Smith v Motor Discounts Ltd [1935] HCA 69;
[1935] HCA 69
At a glance
Source factsCourt
High Court of Australia
Decision date
1935-10-31
Before
McTiernan JJ
Source
Original judgment source is linked above.
Judgment (12 paragraphs)
For the reasons we have given we think that the personal obligation of a mortgagor arising under instruments collateral to a mortgage of real property is not revived by the Moratorium Act 1932. This is the only ground upon which the Supreme Court upheld the demurrer to the appellant's plea.

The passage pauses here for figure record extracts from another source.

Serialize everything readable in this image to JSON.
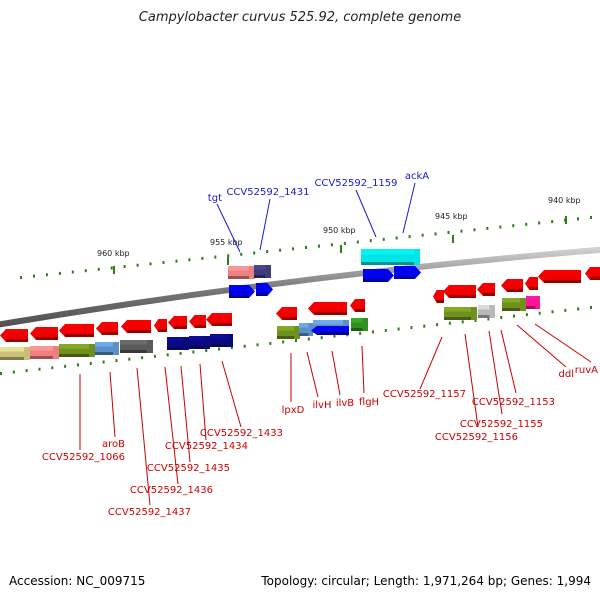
{
  "title": "Campylobacter curvus 525.92, complete genome",
  "accession": "Accession: NC_009715",
  "topology": "Topology: circular; Length: 1,971,264 bp; Genes: 1,994",
  "colors": {
    "backbone": "#7f7f7f",
    "tick": "#2e7d1a",
    "forward_label": "#1a1acd",
    "reverse_label": "#cc0000",
    "gene_red": "#f00000",
    "gene_blue": "#0000ee",
    "gene_navy": "#0a0a80",
    "gene_cyan": "#00e6e6",
    "gene_green": "#2f8f1f",
    "gene_olive": "#6f8f1f",
    "gene_khaki": "#c8c07a",
    "gene_salmon": "#f08080",
    "gene_steel": "#5b8fc8",
    "gene_gray": "#5a5a5a",
    "gene_lightgray": "#b8b8b8",
    "gene_purple": "#3d3d7a",
    "gene_magenta": "#ff1493"
  },
  "ticks": [
    {
      "label": "940 kbp"
    },
    {
      "label": "945 kbp"
    },
    {
      "label": "950 kbp"
    },
    {
      "label": "955 kbp"
    },
    {
      "label": "960 kbp"
    }
  ],
  "forward_labels": [
    {
      "text": "tgt"
    },
    {
      "text": "CCV52592_1431"
    },
    {
      "text": "CCV52592_1159"
    },
    {
      "text": "ackA"
    }
  ],
  "reverse_labels": [
    {
      "text": "aroB"
    },
    {
      "text": "CCV52592_1066"
    },
    {
      "text": "CCV52592_1437"
    },
    {
      "text": "CCV52592_1436"
    },
    {
      "text": "CCV52592_1435"
    },
    {
      "text": "CCV52592_1434"
    },
    {
      "text": "CCV52592_1433"
    },
    {
      "text": "lpxD"
    },
    {
      "text": "ilvH"
    },
    {
      "text": "ilvB"
    },
    {
      "text": "flgH"
    },
    {
      "text": "CCV52592_1157"
    },
    {
      "text": "CCV52592_1156"
    },
    {
      "text": "CCV52592_1155"
    },
    {
      "text": "CCV52592_1153"
    },
    {
      "text": "ddl"
    },
    {
      "text": "ruvA"
    }
  ]
}
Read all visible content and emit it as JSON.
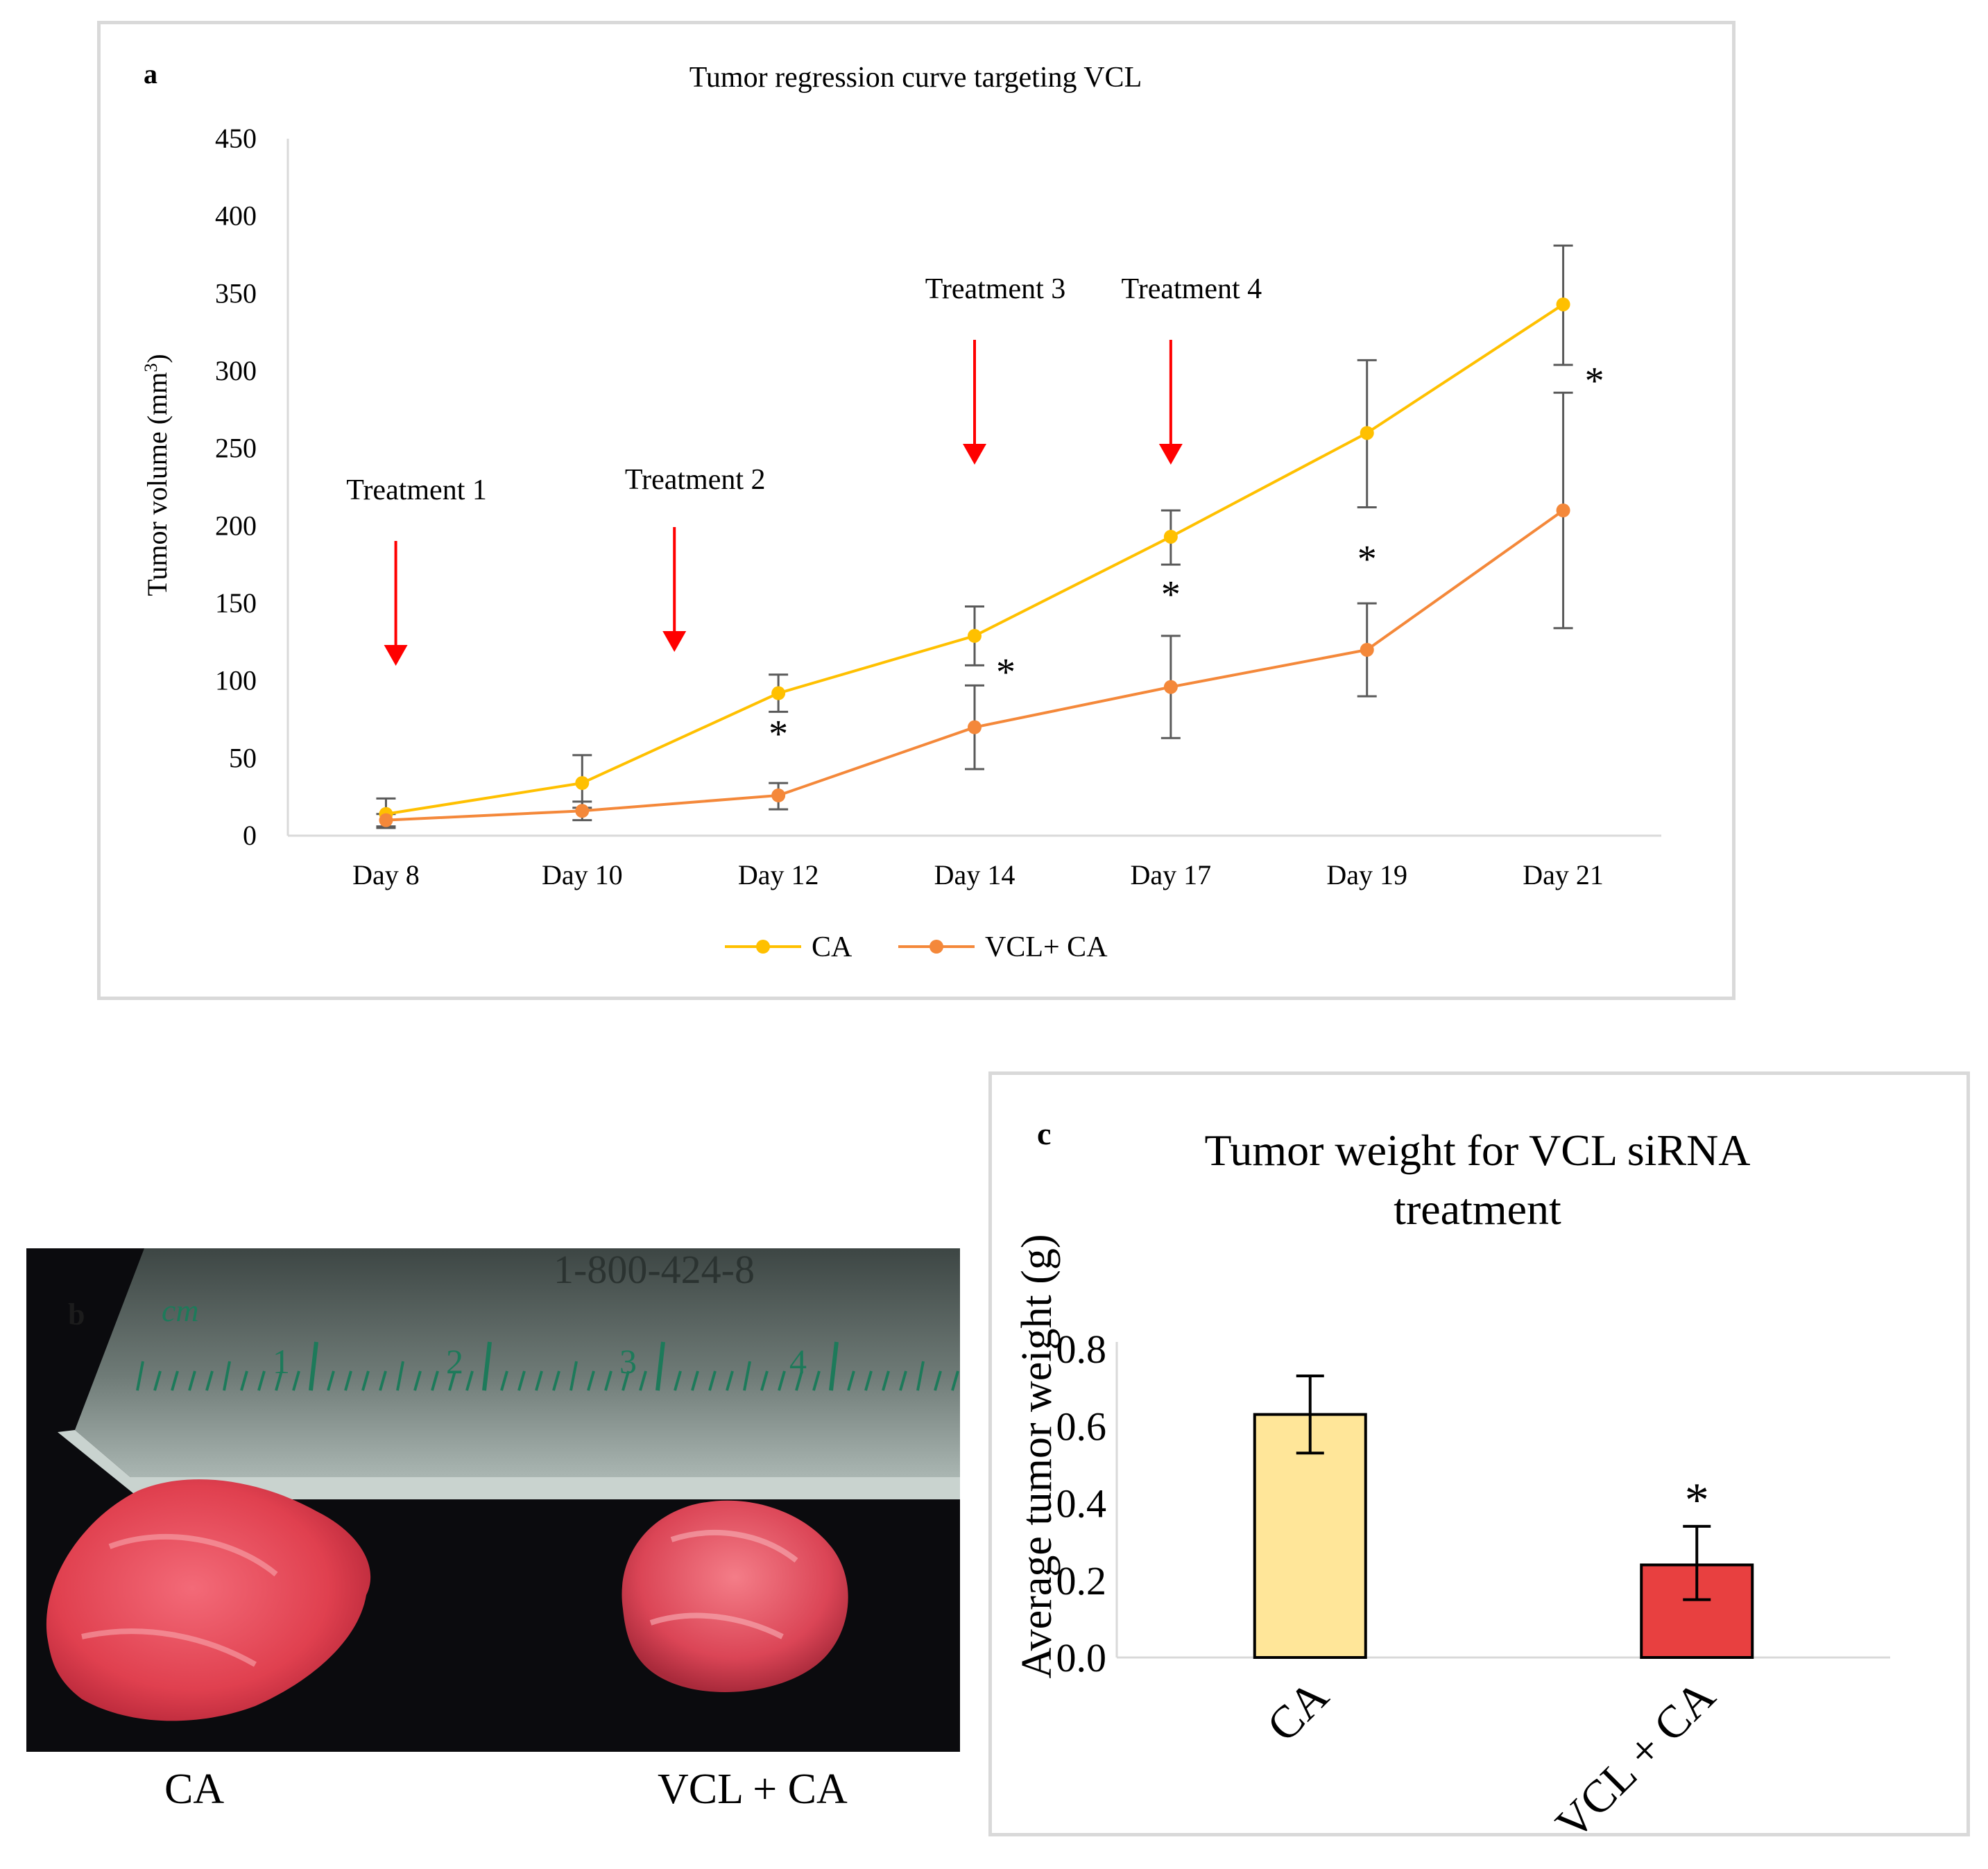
{
  "figure": {
    "panel_a_letter": "a",
    "panel_b_letter": "b",
    "panel_c_letter": "c"
  },
  "chart_data": [
    {
      "type": "line",
      "title": "Tumor regression curve targeting VCL",
      "xlabel": "",
      "ylabel": "Tumor volume (mm3)",
      "ylabel_main": "Tumor volume (mm",
      "ylabel_sup": "3",
      "ylabel_close": ")",
      "categories": [
        "Day 8",
        "Day 10",
        "Day 12",
        "Day 14",
        "Day 17",
        "Day 19",
        "Day 21"
      ],
      "ylim": [
        0,
        450
      ],
      "yticks": [
        0,
        50,
        100,
        150,
        200,
        250,
        300,
        350,
        400,
        450
      ],
      "series": [
        {
          "name": "CA",
          "color": "#FFC000",
          "values": [
            14,
            34,
            92,
            129,
            193,
            260,
            343
          ],
          "error_low": [
            5,
            18,
            80,
            110,
            175,
            212,
            304
          ],
          "error_high": [
            24,
            52,
            104,
            148,
            210,
            307,
            381
          ]
        },
        {
          "name": "VCL+ CA",
          "color": "#F4883A",
          "values": [
            10,
            16,
            26,
            70,
            96,
            120,
            210
          ],
          "error_low": [
            6,
            10,
            17,
            43,
            63,
            90,
            134
          ],
          "error_high": [
            14,
            22,
            34,
            97,
            129,
            150,
            286
          ]
        }
      ],
      "treatments": [
        {
          "label": "Treatment  1",
          "x_position": 0.05
        },
        {
          "label": "Treatment  2",
          "x_position": 1.47
        },
        {
          "label": "Treatment  3",
          "x_position": 3.0
        },
        {
          "label": "Treatment  4",
          "x_position": 4.0
        }
      ],
      "significance": [
        {
          "label": "*",
          "category": "Day 12",
          "y": 70
        },
        {
          "label": "*",
          "category": "Day 14",
          "y": 110
        },
        {
          "label": "*",
          "category": "Day 17",
          "y": 160
        },
        {
          "label": "*",
          "category": "Day 19",
          "y": 183
        },
        {
          "label": "*",
          "category": "Day 21",
          "y": 298
        }
      ],
      "arrow_color": "#FF0000",
      "legend": "bottom"
    },
    {
      "type": "bar",
      "title": "Tumor weight  for VCL  siRNA treatment",
      "title_line1": "Tumor weight  for VCL  siRNA",
      "title_line2": "treatment",
      "xlabel": "",
      "ylabel": "Average  tumor  weight  (g)",
      "categories": [
        "CA",
        "VCL + CA"
      ],
      "values": [
        0.63,
        0.24
      ],
      "error_low": [
        0.53,
        0.15
      ],
      "error_high": [
        0.73,
        0.34
      ],
      "colors": [
        "#FFE699",
        "#E84040"
      ],
      "ylim": [
        0,
        0.8
      ],
      "yticks": [
        "0.0",
        "0.2",
        "0.4",
        "0.6",
        "0.8"
      ],
      "significance": [
        {
          "label": "*",
          "category": "VCL + CA"
        }
      ]
    }
  ],
  "photo": {
    "ruler_unit": "cm",
    "ruler_numbers": [
      "1",
      "2",
      "3",
      "4"
    ],
    "ruler_phone": "1-800-424-8",
    "captions": [
      "CA",
      "VCL + CA"
    ]
  }
}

But the respondent has attempted to support the judgment appealed from on other grounds. The most formidable of these is that the plea fails to allege enough to bring the covenant sued upon within the operation of sec. 25 (7) of the repealed Act as modified by sec. 35 (1) of the repealing Act. The modification excludes guarantors from the ambit of the invalidating provision. The plea must, therefore, show that the defendant is a mortgagor other than a guarantor. The instrument sued upon is, as appears from the plea, a collateral security given by the defendant for payment of mortgage moneys secured by a mortgage given by himself and two others, of whom he alone undertook a personal liability. The plea is in many respects unsatisfactory, but it is not disputed that it should be understood as alleging that both instruments related to the same sum of money. The instrument sued upon is, however, expressed as a guarantee; a guarantee of the payment of money "paid to The Picton Lakes Village T.B. Settlement." The question is whether it appears from the plea that no primary or principal liability was incurred by "The Picton Lakes Village T.B. Settlement" and consequently that the so-called guarantee was only an additional obligation on the part of the obligor to pay his own debt due upon the mortgage. The plea alleges that, at the time of the execution of the documents, there was no person or persons, or no entity juristic or otherwise, known as "The Picton Lakes Village T.B. Settlement." It also alleges that the documents were executed in pursuance of an agreement to lend the money to the defendant appellant and the two other persons, and that the agreement was that, of them, he alone should incur a personal liability. These allegations are inconsistent with the existence of a primary liability elsewhere than in the defendant, because they make the loan one to him and his associates to the exclusion of anybody intended to be represented by the expression "The Picton Lakes Village T.B. Settlement," and of any other body.